Have the teams develop organically around neighborhoods in big cities, and have multiple teams in every city. Picture a team in every borough in NYC (maaaaaaaybe Staten Island, certainly one in Long Island) and maybe even multiples in one city.
One example is a low-level minor league in which Minneapolis and St. Paul both have teams that are, predictably, arch-rivals. Picture if those teams became THE teams in the Twin Cities from the start and there was no uniting team like the Twins (notice how all the teams in the Twin Cities are called Minnesota rather than named after a city? Now go the other direction.) Now picture if EVERYONE in Minneapolis lived and died with the local team (the Millers OTL, with St. Paul uncreatively being called the Saints.)
The closest thing we have is probably college rivalries, and most of them don’t have the benefit of geographic proximity. I’m from Columbus, Ohio, home of the Ohio State Buckeyes, and people love and die with them. However, their closest rival is four hours’ drive away, so there’s not a lot of hooliganism and it’s largely discouraged today.

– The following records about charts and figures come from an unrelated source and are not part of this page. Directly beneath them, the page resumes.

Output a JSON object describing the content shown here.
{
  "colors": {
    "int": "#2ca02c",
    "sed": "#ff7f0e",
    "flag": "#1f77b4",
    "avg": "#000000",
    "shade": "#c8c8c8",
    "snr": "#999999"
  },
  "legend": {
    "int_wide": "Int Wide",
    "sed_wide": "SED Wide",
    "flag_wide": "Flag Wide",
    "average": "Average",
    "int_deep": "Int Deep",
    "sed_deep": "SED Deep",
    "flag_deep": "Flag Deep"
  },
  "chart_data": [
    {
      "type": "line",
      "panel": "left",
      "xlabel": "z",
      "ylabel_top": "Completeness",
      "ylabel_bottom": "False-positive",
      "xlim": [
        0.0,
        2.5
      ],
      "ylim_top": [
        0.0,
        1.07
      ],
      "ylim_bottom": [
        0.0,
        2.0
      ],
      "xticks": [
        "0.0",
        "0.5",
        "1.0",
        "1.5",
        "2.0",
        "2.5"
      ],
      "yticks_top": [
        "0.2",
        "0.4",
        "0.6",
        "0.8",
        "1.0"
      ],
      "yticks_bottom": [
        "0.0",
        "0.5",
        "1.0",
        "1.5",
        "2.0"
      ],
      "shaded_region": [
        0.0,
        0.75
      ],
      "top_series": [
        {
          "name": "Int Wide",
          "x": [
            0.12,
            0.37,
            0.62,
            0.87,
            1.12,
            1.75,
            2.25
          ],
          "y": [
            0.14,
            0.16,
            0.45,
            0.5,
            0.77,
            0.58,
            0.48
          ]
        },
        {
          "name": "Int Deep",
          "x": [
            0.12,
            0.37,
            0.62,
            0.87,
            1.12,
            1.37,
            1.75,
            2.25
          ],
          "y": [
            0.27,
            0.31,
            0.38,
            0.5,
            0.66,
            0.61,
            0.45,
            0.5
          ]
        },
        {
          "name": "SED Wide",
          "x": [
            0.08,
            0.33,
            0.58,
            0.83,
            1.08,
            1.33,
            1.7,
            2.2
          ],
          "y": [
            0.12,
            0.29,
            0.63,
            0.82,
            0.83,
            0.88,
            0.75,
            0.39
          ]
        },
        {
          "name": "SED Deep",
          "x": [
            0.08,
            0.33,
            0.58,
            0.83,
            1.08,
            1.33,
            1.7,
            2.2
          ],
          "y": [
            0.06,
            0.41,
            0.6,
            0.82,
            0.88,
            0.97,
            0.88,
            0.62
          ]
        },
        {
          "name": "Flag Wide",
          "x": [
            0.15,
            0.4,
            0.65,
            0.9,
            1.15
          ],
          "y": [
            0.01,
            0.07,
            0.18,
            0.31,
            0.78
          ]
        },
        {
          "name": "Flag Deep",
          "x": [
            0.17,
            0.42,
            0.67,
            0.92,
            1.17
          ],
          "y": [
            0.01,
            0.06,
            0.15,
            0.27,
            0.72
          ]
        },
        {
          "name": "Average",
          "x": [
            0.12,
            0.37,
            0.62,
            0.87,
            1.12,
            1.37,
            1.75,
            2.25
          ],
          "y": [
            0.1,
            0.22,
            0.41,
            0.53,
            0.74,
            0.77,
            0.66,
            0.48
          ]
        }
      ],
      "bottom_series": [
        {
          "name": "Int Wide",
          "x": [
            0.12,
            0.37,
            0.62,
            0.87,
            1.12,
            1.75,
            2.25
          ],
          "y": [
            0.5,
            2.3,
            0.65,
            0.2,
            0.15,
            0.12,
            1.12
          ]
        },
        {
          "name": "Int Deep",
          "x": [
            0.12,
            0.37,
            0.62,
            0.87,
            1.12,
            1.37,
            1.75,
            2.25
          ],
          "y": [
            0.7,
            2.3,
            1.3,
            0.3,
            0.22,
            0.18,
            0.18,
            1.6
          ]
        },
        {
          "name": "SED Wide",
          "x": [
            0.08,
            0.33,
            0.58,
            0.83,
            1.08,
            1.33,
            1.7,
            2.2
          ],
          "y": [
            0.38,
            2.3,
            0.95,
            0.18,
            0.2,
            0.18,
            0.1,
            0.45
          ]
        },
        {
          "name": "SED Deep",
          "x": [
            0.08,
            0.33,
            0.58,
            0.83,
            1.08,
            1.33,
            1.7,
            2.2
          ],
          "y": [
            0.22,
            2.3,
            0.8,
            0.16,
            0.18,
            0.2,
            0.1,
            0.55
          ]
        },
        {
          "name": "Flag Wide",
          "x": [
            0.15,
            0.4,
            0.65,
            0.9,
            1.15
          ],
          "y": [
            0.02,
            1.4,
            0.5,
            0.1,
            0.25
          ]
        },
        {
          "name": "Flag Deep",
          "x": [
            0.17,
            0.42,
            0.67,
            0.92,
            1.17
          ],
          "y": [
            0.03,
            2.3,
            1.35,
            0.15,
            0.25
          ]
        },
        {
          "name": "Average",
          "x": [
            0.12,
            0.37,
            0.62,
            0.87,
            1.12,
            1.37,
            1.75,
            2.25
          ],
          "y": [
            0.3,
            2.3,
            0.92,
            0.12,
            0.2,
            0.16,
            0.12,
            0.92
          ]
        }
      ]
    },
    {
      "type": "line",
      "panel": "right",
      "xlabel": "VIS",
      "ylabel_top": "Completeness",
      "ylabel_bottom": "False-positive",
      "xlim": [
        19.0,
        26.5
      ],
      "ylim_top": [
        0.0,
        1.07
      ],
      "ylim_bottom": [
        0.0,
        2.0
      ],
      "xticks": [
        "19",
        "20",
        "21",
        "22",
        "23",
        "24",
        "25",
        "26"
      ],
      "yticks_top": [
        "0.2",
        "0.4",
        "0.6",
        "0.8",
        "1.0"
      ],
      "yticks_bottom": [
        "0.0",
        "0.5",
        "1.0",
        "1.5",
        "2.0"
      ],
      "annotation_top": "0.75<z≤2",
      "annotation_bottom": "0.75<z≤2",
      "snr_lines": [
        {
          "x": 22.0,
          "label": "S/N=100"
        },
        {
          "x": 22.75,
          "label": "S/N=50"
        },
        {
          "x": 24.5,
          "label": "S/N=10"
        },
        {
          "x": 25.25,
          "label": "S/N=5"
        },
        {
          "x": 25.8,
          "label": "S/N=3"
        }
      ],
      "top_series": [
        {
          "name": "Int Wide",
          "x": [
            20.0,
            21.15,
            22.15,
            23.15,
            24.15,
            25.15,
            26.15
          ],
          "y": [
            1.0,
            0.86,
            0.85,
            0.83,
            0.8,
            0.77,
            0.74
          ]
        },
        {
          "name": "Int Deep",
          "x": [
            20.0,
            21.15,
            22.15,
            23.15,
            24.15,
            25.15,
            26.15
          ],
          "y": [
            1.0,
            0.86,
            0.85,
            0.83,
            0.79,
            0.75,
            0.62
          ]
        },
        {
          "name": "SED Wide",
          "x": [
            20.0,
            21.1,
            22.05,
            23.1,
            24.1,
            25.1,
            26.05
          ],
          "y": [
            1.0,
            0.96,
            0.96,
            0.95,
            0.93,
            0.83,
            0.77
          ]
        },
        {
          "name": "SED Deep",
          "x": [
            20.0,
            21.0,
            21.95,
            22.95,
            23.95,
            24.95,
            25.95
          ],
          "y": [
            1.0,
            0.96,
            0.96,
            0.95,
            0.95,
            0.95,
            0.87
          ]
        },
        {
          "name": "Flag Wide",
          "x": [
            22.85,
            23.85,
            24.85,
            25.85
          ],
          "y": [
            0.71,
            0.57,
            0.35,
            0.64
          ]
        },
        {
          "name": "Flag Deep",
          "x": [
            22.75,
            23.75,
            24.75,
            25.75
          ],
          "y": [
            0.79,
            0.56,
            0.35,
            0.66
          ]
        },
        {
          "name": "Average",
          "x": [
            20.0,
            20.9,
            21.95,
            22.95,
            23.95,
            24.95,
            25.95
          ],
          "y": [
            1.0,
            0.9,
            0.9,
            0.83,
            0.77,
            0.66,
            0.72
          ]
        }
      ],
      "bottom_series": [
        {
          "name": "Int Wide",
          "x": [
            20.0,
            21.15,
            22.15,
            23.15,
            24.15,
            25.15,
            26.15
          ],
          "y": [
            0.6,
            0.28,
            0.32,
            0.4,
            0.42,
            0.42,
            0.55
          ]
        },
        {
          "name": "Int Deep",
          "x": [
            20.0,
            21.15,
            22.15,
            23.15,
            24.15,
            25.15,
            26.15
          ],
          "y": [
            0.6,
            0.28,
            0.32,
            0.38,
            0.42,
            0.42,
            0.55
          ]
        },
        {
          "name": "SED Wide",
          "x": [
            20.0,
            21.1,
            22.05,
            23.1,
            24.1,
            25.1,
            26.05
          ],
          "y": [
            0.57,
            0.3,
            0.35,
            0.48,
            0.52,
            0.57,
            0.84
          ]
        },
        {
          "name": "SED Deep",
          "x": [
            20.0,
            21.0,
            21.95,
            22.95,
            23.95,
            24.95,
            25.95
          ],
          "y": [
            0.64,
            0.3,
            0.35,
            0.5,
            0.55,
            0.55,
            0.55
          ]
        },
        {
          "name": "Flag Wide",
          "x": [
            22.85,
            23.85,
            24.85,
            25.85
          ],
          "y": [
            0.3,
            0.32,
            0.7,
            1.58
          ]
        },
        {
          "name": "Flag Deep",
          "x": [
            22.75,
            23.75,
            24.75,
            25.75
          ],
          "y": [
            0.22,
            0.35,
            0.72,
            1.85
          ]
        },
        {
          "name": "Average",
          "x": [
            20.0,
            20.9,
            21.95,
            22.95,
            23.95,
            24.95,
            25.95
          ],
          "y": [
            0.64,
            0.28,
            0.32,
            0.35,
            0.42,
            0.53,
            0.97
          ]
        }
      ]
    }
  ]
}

One would also have to make violence and severe pranks controversial rather than universally discouraged if not outright forbidden. A San Francisco Giants fan ended up in the hospital fighting for his life after being brutally attacked by a fan of the rival LA Dodgers - even fellow Dodgers fans condemned the attack unanimously. Less severely, an Alabama football fan poisoned several trees that were important to rival Auburn - even Bama fans were upset. One would have to have either a culture in which a sizable number of fans have a tolerance for acts like this or a set of unwritten rules for when certain otherwise unacceptable acts are allowable (sucker-punching and hospitalizing a rival fan who is not acting aggressively probably still wouldn’t be allowed, but let’s say it was a fight that got out of hand. Also, let’s say Auburn fans had made Bama’s stadium toilets explode the year before or something. That may make the events I described acceptable.)
So you would need more neighborhood teams, multiples in any decent-sized city or extended metro area, possible divisions based on other lines like religion or ethnicity (Celtic-Rangers comes to mind,) and as a bonus, more teams with a Green Bay-style ownership model.